Customers are signaling they need help, guidance, and suggestions for products and services that will enrich their lives, but the vast majority of businesses are failing to answer their flares. To determine and deliver what customers need and want, businesses must balance listening and predicting.
Tapping The Power Of Predictive Analytics
Companies have access to data that allows them to learn and understand what customers want. However, they face a challenge in decoding the data to truly discover the hidden desires of customers. To do this effectively, it requires companies to pivot from backward-looking to forward-thinking in their data management practices.
Companies that can get their arms around the data and deliver relevant suggestions will create and capitalize on new markets and earn the trust and loyalty of customers. For companies to accelerate down the path of predictive analytics, they need to overcome some barriers.
1. Too much data within a big company: Valuable customer data streaming into companies today is multifaceted, with social, experience, and digital media data often unstructured and scattered across the organization. Companies are struggling to make sense of it. The first problem is silos. A lack of data management consistency between business units makes it difficult to integrate data. Data disconnection can create customer blind spots. Secondly, companies should consider adopting more emerging technologies, such as data lakes, which enable organizations to break free of tagging every data tidbit. Rather, organizations dive into the data to decipher patterns as they trek through it. Chief data scientists are needed here.
2. Differing incentives and marketing programs, goals, and tactics: Technology is spreading across the enterprise and has become everyone’s responsibility. However, when everyone is in charge, no one is in charge. Enterprises need to designate a digital leader who can work with other connected leaders, such as the chief data scientist and chief customer officer, to chart a cohesive course for digital transformation and rally business units to paint a contiguous picture of the customer’s journey from researching products and buying to engaging customer service. The customer’s journey should serve as the unifying force that aligns the organization.
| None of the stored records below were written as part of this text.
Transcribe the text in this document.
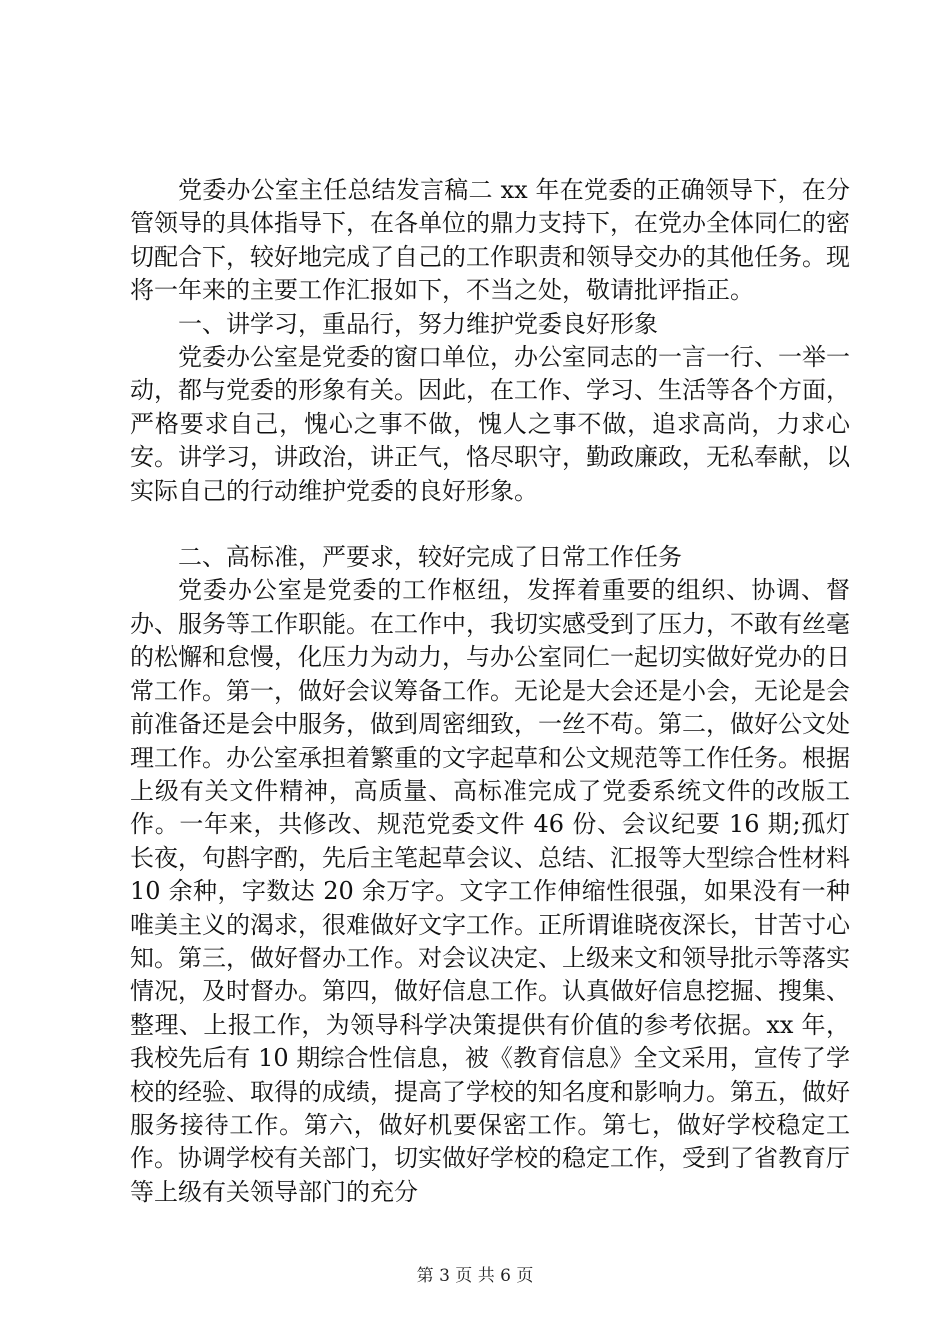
党委办公室主任总结发言稿二 xx 年在党委的正确领导下，在分管领导的具体指导下，在各单位的鼎力支持下，在党办全体同仁的密切配合下，较好地完成了自己的工作职责和领导交办的其他任务。现将一年来的主要工作汇报如下，不当之处，敬请批评指正。

一、讲学习，重品行，努力维护党委良好形象

党委办公室是党委的窗口单位，办公室同志的一言一行、一举一动，都与党委的形象有关。因此，在工作、学习、生活等各个方面，严格要求自己，愧心之事不做，愧人之事不做，追求高尚，力求心安。讲学习，讲政治，讲正气，恪尽职守，勤政廉政，无私奉献，以实际自己的行动维护党委的良好形象。

二、高标准，严要求，较好完成了日常工作任务

党委办公室是党委的工作枢纽，发挥着重要的组织、协调、督办、服务等工作职能。在工作中，我切实感受到了压力，不敢有丝毫的松懈和怠慢，化压力为动力，与办公室同仁一起切实做好党办的日常工作。第一，做好会议筹备工作。无论是大会还是小会，无论是会前准备还是会中服务，做到周密细致，一丝不苟。第二，做好公文处理工作。办公室承担着繁重的文字起草和公文规范等工作任务。根据上级有关文件精神，高质量、高标准完成了党委系统文件的改版工作。一年来，共修改、规范党委文件 46 份、会议纪要 16 期;孤灯长夜，句斟字酌，先后主笔起草会议、总结、汇报等大型综合性材料 10 余种，字数达 20 余万字。文字工作伸缩性很强，如果没有一种唯美主义的渴求，很难做好文字工作。正所谓谁晓夜深长，甘苦寸心知。第三，做好督办工作。对会议决定、上级来文和领导批示等落实情况，及时督办。第四，做好信息工作。认真做好信息挖掘、搜集、整理、上报工作，为领导科学决策提供有价值的参考依据。xx 年，我校先后有 10 期综合性信息，被《教育信息》全文采用，宣传了学校的经验、取得的成绩，提高了学校的知名度和影响力。第五，做好服务接待工作。第六，做好机要保密工作。第七，做好学校稳定工作。协调学校有关部门，切实做好学校的稳定工作，受到了省教育厅等上级有关领导部门的充分

第 3 页 共 6 页
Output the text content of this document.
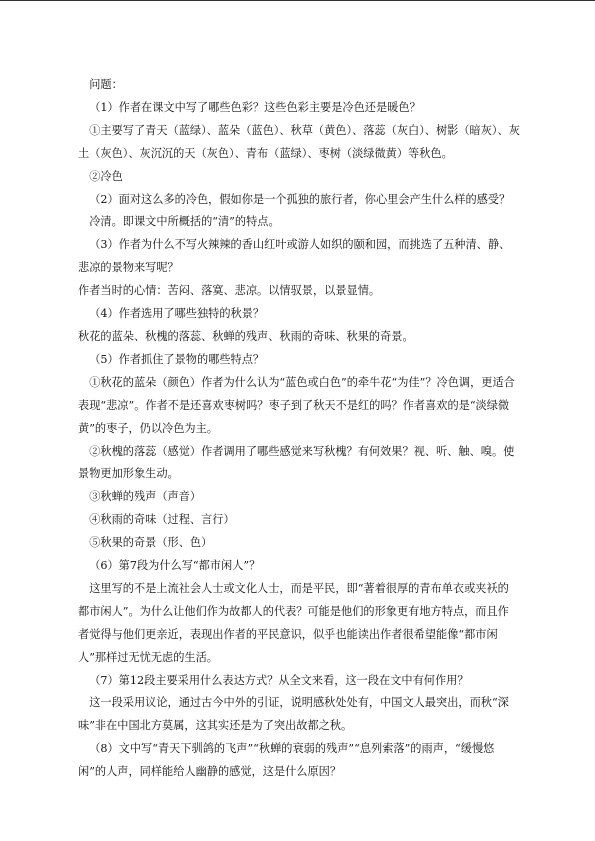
问题：

（1）作者在课文中写了哪些色彩？这些色彩主要是冷色还是暖色？

①主要写了青天（蓝绿）、蓝朵（蓝色）、秋草（黄色）、落蕊（灰白）、树影（暗灰）、灰土（灰色）、灰沉沉的天（灰色）、青布（蓝绿）、枣树（淡绿微黄）等秋色。

②冷色

（2）面对这么多的冷色，假如你是一个孤独的旅行者，你心里会产生什么样的感受？

冷清。即课文中所概括的“清”的特点。

（3）作者为什么不写火辣辣的香山红叶或游人如织的颐和园，而挑选了五种清、静、悲凉的景物来写呢？

作者当时的心情：苦闷、落寞、悲凉。以情驭景，以景显情。

（4）作者选用了哪些独特的秋景？

秋花的蓝朵、秋槐的落蕊、秋蝉的残声、秋雨的奇味、秋果的奇景。

（5）作者抓住了景物的哪些特点？

①秋花的蓝朵（颜色）作者为什么认为“蓝色或白色”的牵牛花“为佳”？冷色调，更适合表现“悲凉”。作者不是还喜欢枣树吗？枣子到了秋天不是红的吗？作者喜欢的是“淡绿微黄”的枣子，仍以冷色为主。

②秋槐的落蕊（感觉）作者调用了哪些感觉来写秋槐？有何效果？视、听、触、嗅。使景物更加形象生动。

③秋蝉的残声（声音）

④秋雨的奇味（过程、言行）

⑤秋果的奇景（形、色）

（6）第7段为什么写“都市闲人”？

这里写的不是上流社会人士或文化人士，而是平民，即“著着很厚的青布单衣或夹袄的都市闲人”。为什么让他们作为故都人的代表？可能是他们的形象更有地方特点，而且作者觉得与他们更亲近，表现出作者的平民意识，似乎也能读出作者很希望能像“都市闲人”那样过无忧无虑的生活。

（7）第12段主要采用什么表达方式？从全文来看，这一段在文中有何作用？

这一段采用议论，通过古今中外的引证，说明感秋处处有，中国文人最突出，而秋“深味”非在中国北方莫属，这其实还是为了突出故都之秋。

（8）文中写“青天下驯鸽的飞声”“秋蝉的衰弱的残声”“息列索落”的雨声，“缓慢悠闲”的人声，同样能给人幽静的感觉，这是什么原因？
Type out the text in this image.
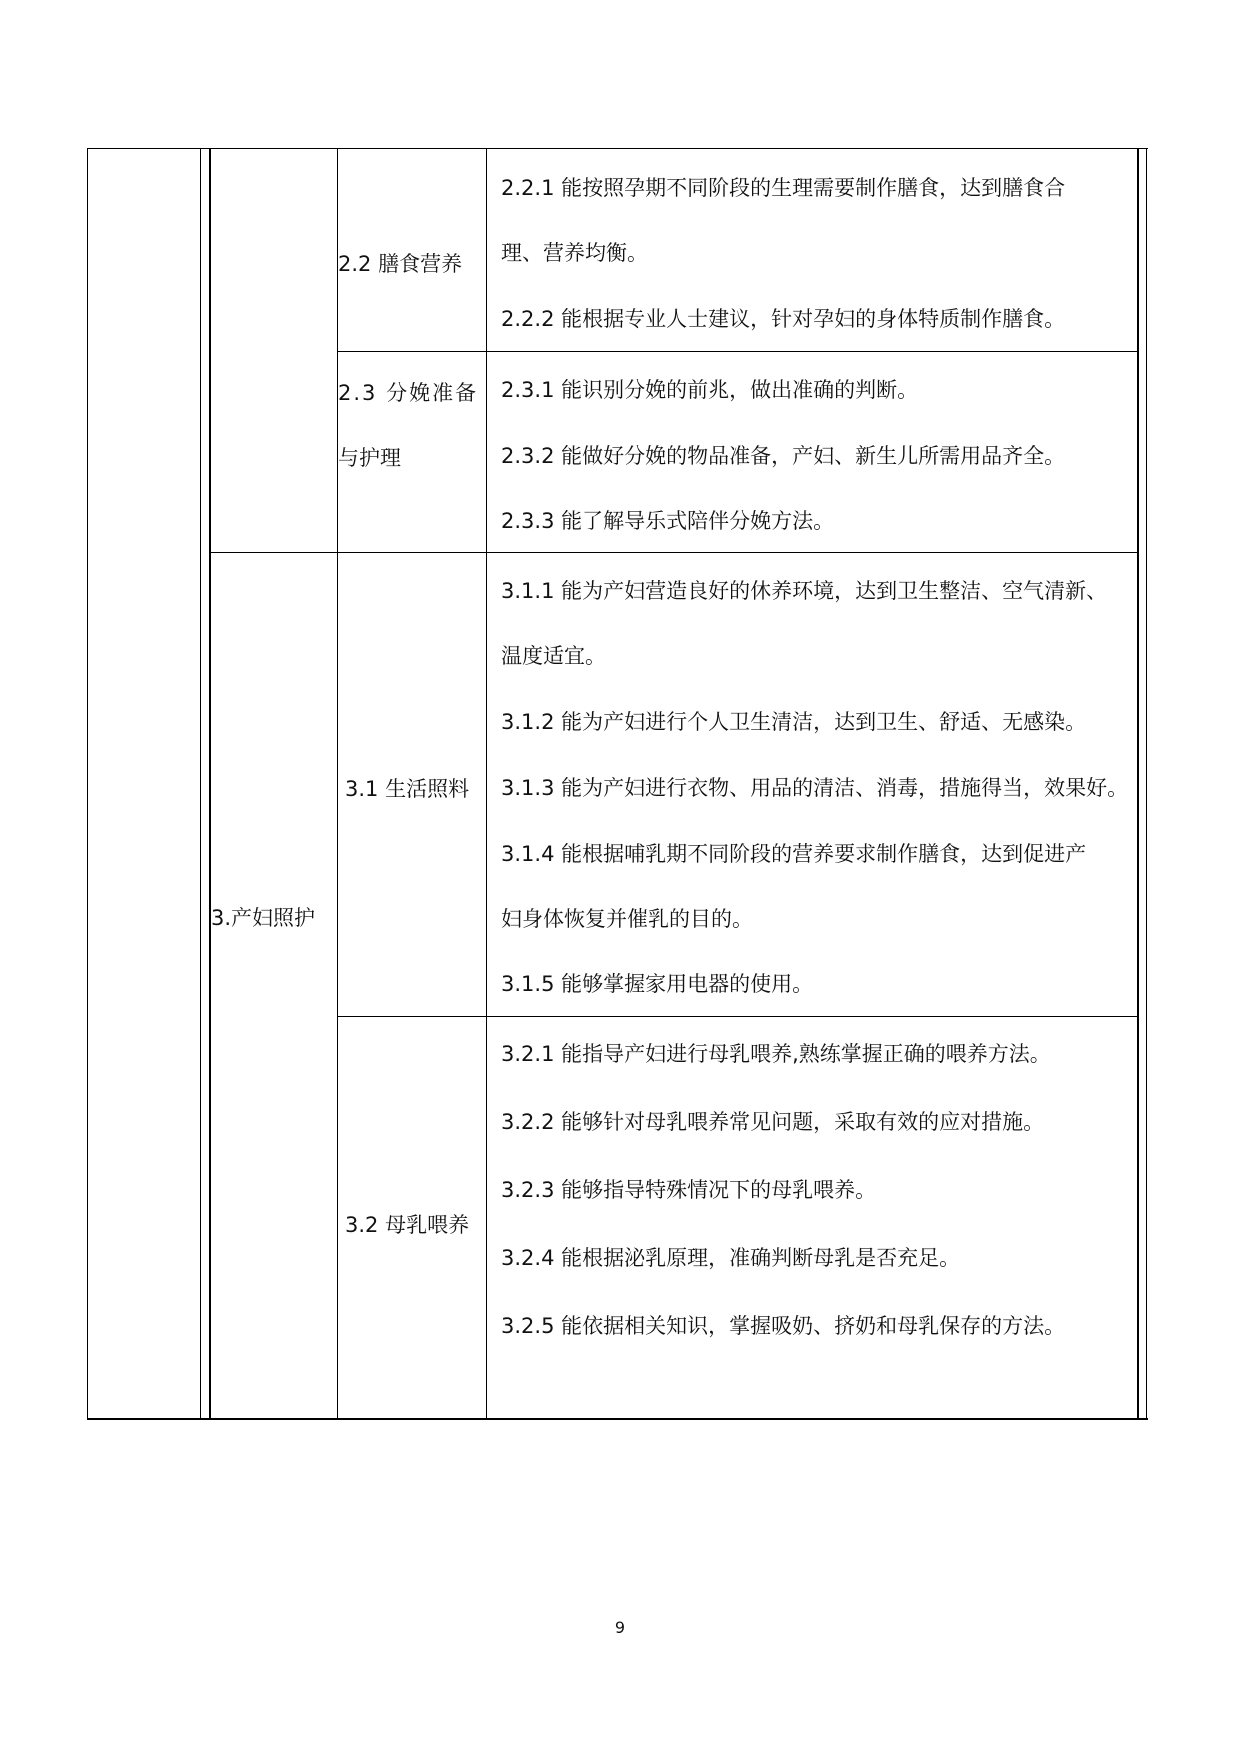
2.2 膳食营养
2.2.1 能按照孕期不同阶段的生理需要制作膳食，达到膳食合
理、营养均衡。
2.2.2 能根据专业人士建议，针对孕妇的身体特质制作膳食。
2.3 分娩准备
与护理
2.3.1 能识别分娩的前兆，做出准确的判断。
2.3.2 能做好分娩的物品准备，产妇、新生儿所需用品齐全。
2.3.3 能了解导乐式陪伴分娩方法。
3.产妇照护
3.1 生活照料
3.1.1 能为产妇营造良好的休养环境，达到卫生整洁、空气清新、
温度适宜。
3.1.2 能为产妇进行个人卫生清洁，达到卫生、舒适、无感染。
3.1.3 能为产妇进行衣物、用品的清洁、消毒，措施得当，效果好。
3.1.4 能根据哺乳期不同阶段的营养要求制作膳食，达到促进产
妇身体恢复并催乳的目的。
3.1.5 能够掌握家用电器的使用。
3.2 母乳喂养
3.2.1 能指导产妇进行母乳喂养,熟练掌握正确的喂养方法。
3.2.2 能够针对母乳喂养常见问题，采取有效的应对措施。
3.2.3 能够指导特殊情况下的母乳喂养。
3.2.4 能根据泌乳原理，准确判断母乳是否充足。
3.2.5 能依据相关知识，掌握吸奶、挤奶和母乳保存的方法。
9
3. Companies simply don’t have enough inventory to make significant, valuable recommendations: In a sense, companies are suffering like their customers. They have too much information and technology to choose from. Companies must be more aggressive about exploring emerging technology and creating new markets. According to PwC’s 2014 Global Data & Analytics Survey, highly data-driven companies are three times more likely to report significant improvement in decision-making, yet only one in three executives say their organizations are highly data-driven. Harnessing data’s predictive power will enable organizations to create new revenue streams.
So What Do You Do?
- Build a roadmap to accelerate your enterprise down the predictive path that includes assigning an executive who is charged with leading the initiative;
- Establish a data framework that will create data management consistency across business units and a data management strategy that takes into account today’s diverse data environment;
- Align the business to enterprise segments and personas so that the customer’s journey serves to keep the organization on track;
- Collect enough benchmark data to inform your predictions;
- Experiment with emerging technology, including creating predictive prototypes;
- Validate your experiments with real-world testing; and
- Expand your predictive capabilities to generate revenue.
When you master predictive analytics, you channel the power of inventing the future. And the companies that invent the future will lead the way.